Mining industry journal Fat Tail Daily says the goal is a dominant copper position just as demand surges from renewables, EVs, AI data centres and grid upgrades.

Copper is the prize because it sits at the junction of three powerful trends: decarbonisation, re-industrialisation and the AI build-out.

Glencore’s Mt Isa Mines has come under close scutiny for threatening to close Mt Isa copper smelter and holding the federal and state governments over a barrel for a $300m bailout but with copper prices surging and a possible merger with Rio Glencores threats and demands have become somewhat puerile.

Copper is up to around US$6 per pound that’s all-time high territory.

AI data centres are a big part of this.

A study of Microsoft’s Chicago facility found it used about 2,177 tonnes of copper or roughly 27 tonnes per megawatt of applied power.

High-end AI racks draw four to six times the power of traditional servers, driving much heavier copper busbars and power distribution units.

Cooling systems account for about 40% of copper usage in AI-focused data centres.

Copper saturates the EV ecosystem too.

A typical battery-electric car contains around 80–83 kilograms of copper.

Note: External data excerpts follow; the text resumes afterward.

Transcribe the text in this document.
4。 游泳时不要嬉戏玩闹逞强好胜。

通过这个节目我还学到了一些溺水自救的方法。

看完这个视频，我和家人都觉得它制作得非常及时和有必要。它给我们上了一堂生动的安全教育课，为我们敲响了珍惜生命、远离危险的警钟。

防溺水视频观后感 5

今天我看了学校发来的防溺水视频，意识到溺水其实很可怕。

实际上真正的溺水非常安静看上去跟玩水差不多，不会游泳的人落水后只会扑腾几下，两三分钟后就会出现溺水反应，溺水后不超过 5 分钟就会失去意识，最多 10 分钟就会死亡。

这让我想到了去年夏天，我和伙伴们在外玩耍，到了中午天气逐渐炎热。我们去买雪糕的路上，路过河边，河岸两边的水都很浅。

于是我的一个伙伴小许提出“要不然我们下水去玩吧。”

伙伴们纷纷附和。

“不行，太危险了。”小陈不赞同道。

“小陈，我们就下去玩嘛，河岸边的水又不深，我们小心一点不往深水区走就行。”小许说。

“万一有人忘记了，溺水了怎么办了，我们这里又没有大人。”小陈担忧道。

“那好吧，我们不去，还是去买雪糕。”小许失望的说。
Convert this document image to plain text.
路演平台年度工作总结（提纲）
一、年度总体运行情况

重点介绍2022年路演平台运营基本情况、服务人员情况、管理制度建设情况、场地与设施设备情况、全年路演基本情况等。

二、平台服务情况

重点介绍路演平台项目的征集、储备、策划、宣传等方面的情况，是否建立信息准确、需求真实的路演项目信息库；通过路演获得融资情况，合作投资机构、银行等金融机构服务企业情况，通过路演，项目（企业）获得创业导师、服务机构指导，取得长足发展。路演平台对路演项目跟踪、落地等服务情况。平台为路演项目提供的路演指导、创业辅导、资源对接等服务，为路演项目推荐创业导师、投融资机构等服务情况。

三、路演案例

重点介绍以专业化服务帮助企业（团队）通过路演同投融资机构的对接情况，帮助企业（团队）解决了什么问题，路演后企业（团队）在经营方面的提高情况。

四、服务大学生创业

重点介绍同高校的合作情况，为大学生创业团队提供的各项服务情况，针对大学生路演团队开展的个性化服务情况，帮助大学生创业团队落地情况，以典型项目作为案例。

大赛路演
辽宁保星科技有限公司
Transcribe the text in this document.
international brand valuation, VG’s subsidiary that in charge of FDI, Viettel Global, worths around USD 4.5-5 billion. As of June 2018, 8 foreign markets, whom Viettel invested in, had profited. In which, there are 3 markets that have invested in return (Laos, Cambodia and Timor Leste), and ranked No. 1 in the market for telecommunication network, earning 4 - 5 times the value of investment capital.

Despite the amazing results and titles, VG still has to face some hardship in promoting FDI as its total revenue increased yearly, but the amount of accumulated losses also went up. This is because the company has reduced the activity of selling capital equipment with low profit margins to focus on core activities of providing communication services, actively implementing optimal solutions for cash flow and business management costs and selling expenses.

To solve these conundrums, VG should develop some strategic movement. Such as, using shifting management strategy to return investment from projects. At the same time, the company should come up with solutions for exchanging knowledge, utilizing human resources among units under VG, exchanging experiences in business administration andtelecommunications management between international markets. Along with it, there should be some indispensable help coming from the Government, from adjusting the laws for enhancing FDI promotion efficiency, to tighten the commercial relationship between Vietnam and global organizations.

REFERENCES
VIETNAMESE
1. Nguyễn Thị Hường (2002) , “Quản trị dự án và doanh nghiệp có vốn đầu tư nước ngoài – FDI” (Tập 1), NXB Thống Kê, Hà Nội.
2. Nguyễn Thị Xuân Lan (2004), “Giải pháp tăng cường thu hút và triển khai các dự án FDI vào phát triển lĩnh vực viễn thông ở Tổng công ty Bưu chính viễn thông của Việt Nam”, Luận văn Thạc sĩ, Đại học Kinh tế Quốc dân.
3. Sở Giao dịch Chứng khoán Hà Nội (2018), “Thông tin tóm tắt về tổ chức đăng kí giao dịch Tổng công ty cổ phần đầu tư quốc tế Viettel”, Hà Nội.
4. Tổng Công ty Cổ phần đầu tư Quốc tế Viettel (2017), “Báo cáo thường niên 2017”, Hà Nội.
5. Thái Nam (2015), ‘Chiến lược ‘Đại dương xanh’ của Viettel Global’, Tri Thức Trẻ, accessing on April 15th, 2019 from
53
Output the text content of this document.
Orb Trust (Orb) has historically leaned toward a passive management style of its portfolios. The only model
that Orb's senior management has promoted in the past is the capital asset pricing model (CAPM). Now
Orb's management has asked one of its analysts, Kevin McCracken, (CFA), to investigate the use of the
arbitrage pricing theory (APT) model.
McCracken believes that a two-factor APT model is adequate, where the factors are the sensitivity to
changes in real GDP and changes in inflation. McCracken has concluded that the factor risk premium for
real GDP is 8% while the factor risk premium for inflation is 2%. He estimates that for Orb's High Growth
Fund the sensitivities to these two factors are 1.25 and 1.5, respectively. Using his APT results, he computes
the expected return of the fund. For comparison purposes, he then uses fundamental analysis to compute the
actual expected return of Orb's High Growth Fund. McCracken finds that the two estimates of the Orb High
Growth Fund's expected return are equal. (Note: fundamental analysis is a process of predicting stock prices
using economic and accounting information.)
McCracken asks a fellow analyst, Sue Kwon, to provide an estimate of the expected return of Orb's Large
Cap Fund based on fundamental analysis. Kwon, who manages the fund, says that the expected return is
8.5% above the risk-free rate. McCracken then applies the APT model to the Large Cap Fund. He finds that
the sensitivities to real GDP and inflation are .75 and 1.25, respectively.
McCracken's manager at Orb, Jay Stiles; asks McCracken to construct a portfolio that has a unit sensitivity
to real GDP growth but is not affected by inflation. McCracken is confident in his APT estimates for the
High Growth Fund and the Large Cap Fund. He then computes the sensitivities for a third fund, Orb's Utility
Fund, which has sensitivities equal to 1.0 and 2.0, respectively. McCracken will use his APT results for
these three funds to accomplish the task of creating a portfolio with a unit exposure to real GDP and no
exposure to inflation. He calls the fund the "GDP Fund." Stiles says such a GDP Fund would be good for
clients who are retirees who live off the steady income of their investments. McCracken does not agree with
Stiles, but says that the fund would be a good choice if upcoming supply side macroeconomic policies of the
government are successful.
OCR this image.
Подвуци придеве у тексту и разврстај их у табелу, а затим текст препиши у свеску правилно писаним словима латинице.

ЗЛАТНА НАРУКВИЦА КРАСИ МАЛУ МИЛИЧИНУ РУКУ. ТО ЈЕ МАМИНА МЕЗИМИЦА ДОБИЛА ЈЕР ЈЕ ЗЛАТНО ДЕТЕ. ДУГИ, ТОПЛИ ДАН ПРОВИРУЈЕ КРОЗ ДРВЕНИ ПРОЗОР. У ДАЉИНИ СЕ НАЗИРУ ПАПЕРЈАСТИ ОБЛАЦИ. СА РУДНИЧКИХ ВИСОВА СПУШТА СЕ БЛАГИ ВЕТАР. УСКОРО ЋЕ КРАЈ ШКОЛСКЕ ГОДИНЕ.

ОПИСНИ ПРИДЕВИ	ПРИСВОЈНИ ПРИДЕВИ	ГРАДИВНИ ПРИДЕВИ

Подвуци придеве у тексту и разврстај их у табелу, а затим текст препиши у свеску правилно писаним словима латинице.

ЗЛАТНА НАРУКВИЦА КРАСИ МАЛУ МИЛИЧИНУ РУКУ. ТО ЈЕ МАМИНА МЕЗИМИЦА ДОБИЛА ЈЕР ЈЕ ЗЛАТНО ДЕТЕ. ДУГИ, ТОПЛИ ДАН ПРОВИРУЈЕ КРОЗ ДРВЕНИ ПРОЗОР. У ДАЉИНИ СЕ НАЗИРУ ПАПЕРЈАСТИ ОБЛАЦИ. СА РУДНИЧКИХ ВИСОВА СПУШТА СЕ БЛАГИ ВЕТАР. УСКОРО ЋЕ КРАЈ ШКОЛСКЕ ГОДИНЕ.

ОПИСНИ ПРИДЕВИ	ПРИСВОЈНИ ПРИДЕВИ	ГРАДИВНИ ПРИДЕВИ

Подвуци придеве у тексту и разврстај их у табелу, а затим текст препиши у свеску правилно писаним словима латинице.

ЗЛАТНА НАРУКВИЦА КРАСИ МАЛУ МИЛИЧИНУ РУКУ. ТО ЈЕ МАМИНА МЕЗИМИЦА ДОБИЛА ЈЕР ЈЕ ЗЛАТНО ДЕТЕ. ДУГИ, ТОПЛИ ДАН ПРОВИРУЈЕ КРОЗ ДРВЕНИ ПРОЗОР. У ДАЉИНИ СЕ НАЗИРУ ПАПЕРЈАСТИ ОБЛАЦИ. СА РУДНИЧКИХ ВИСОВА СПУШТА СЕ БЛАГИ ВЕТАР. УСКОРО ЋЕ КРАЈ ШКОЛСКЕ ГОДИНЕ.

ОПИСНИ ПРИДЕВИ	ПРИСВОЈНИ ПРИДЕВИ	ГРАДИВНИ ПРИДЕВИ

Then you have the charging network.

Each charger adds roughly 0.7 kilograms of copper for a slow 3.3 kW unit and up to 8 kilograms for a 200 kW fast charger.

In short: Rio knows its future cannot hang on iron ore alone.

Glencore brings a huge copper portfolio across the DRC, Zambia and South America, while Rio contributes Oyu Tolgoi and Resolution.

The logic is simple: lock up copper now, before supply deficits bite harder later in the decade.

Zinc matters more than you think

Zinc will never grab headlines like copper, but it’s just as essential.

Zinc is trading at around US$3,230 per tonne, over the last 7 months, the trend is steadily up.

Line graph depicting the price trend of zinc from March 2025 to 2026, showing consistent increase with fluctuations.

Source: TradingEconomics

Most of that metal stops everything else from rusting.

Global zinc use is primarily tied up in galvanisation processes (60%).

Zinc is a corrosion insurance policy for steel.

Think bridge girders, transmission towers, solar frames, offshore wind foundations.

Construction accounts for about half of global zinc demand, with transport and broader infrastructure soaking up much of the rest.

More importantly, Zinc is leveraged to many of the same themes driving copper: grid expansion, renewable roll-outs and heavy infrastructure stimulus across Asia and the Middle East.

It’s “boring” only because demand is embedded in engineering standards.